INRS, or artificial intelligence at the service of Quebec

This text is part of the special Research section

Understanding why bees die, predicting police stress, detecting professional burnout among nurses … the National Scientific Research Institute (INRS) has infrastructures enabling cutting-edge research to be carried out with theartificial intelligence, at the service of local businesses.

“We provide the knowledge that companies need”, sums up Tiago Falk, full professor at INRS and scientific manager of the Multimedia / multimodal signal analysis and improvement laboratory (Musae Lab).

“Usually when we talk about artificial intelligence, you have a model and you are looking for data to apply. You modify the model to apply the information it finds, ”says Falk. But the INRS proceeds in the opposite way. “We have the data, we know all the details, all the nuances. And then we build the models, ”he continues about information collected in realistic environments, not simulated or artificially obtained data.

This therefore makes it possible to create artificial intelligence models that can be applied in practice, based on information collected in the field.

The importance of context

“When you know where the data is coming from, you are able to create models that are right, that work,” says Falk. The context is also crucial to analyze a situation with precision.

The researcher cites as an example a project carried out with the National Police School of Quebec (ENPQ), which was interested in stress among students and officers. Using smartwatches and cell phones, certain body reactions were measured to determine for signs of stress.

Some artificial intelligence models detect stress as soon as the heart rate increases. “But these models were built using data that was manipulated in the lab,” says Falk. Is it because the police officer is running or because he is stressed? Is he tired? You need to know how to separate the change in heart rate caused by running and the change caused by stress. “

The importance of context is also valid in research on the signs of burnout among hospital nurses. “If a nurse is stressed in the cafeteria, it has much less consequences than if she is in an intensive care unit,” he says.
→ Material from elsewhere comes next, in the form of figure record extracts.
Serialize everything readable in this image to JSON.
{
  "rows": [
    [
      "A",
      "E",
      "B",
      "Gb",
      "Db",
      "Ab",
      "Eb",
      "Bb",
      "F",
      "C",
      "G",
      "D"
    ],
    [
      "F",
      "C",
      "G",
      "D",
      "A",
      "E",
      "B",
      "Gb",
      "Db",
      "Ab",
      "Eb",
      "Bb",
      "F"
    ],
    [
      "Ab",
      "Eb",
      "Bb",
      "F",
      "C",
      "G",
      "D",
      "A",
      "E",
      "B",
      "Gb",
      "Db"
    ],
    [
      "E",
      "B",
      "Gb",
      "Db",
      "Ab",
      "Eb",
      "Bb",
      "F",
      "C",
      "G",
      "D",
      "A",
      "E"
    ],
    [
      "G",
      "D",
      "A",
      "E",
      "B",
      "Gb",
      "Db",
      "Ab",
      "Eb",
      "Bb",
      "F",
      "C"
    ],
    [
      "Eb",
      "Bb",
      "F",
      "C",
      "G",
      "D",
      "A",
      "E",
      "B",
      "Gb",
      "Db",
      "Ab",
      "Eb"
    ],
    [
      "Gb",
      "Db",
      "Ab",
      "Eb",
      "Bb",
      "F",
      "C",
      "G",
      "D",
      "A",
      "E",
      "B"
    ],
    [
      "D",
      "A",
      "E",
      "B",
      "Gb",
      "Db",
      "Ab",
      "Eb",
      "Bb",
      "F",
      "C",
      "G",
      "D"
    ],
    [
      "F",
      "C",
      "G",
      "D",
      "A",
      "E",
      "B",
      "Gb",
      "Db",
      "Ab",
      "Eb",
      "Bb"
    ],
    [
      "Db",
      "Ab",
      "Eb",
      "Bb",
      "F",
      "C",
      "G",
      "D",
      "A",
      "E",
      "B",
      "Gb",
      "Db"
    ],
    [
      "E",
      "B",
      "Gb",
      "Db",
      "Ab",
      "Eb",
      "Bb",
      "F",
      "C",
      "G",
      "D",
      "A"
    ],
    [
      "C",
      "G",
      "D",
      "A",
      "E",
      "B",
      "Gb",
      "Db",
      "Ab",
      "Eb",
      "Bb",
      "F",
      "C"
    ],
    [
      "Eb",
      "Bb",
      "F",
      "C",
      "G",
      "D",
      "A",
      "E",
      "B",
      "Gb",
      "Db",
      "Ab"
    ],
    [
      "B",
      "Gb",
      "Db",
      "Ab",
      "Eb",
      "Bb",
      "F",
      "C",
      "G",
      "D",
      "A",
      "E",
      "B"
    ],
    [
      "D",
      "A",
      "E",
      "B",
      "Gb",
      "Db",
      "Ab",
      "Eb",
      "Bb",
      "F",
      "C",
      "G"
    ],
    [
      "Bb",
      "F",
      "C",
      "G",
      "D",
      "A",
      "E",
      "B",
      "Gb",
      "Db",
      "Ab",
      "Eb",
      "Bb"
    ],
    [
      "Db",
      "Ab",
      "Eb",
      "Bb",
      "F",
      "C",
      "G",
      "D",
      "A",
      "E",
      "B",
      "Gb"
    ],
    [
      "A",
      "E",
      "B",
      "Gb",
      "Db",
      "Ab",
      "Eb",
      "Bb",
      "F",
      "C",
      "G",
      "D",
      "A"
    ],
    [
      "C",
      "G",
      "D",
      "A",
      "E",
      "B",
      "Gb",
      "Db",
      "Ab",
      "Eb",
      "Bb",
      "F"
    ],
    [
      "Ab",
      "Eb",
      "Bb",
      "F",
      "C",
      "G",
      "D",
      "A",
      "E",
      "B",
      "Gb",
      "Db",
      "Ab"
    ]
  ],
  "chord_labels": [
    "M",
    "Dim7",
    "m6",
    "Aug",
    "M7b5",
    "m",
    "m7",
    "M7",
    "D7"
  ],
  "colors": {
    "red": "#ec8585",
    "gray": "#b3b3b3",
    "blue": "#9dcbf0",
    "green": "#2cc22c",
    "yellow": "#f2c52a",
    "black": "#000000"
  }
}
The same applies to bees, which are the subject of studies by the INRS to determine the causes of their death. “Most go outside to collect pollen. If we see the bees coming out of the hive telling themselves that it is an emergency and that they are simply foraging, we must know, ”he illustrates.

Fight against bias

But data entered into an artificial intelligence model can also lead to biased results. “A machine cannot learn models just on the basis of the data it has had,” says Falk. For example, an algorithm could draw conclusions with an inherent bias on an individual’s gender or ethnicity. INRS is currently working with sociology researchers who support them in collecting information in order to eliminate this type of discrimination.

Thus, precaution is in order, particularly in a project aimed at detecting signs of stress and mental health problems in people living in remote regions. “You have to be careful, you can have many biases. Depression itself has many faces, depending on your background and your history, ”warns Mr. Falk.

Reduce the GHG impact

Energy-intensive, artificial intelligence? An article published in 2019 by researchers at the University of Massachusetts concludes that it does. Thus, the process of training large AI models can emit up to five times the greenhouse gas (GHG) emissions equivalent of an average American car over its entire lifespan. “These are models that have to be trained for many weeks, running on hundreds of computers,” says Falk.

INRS is therefore working to find a way to reduce these emissions, in particular by using optical technology and light. “With a fraction of the power, we can achieve the same performance as with processors,” says the researcher. This will therefore allow artificial intelligence to be more sustainable by having fewer energy needs, which will generate fewer GHG emissions, he hopes.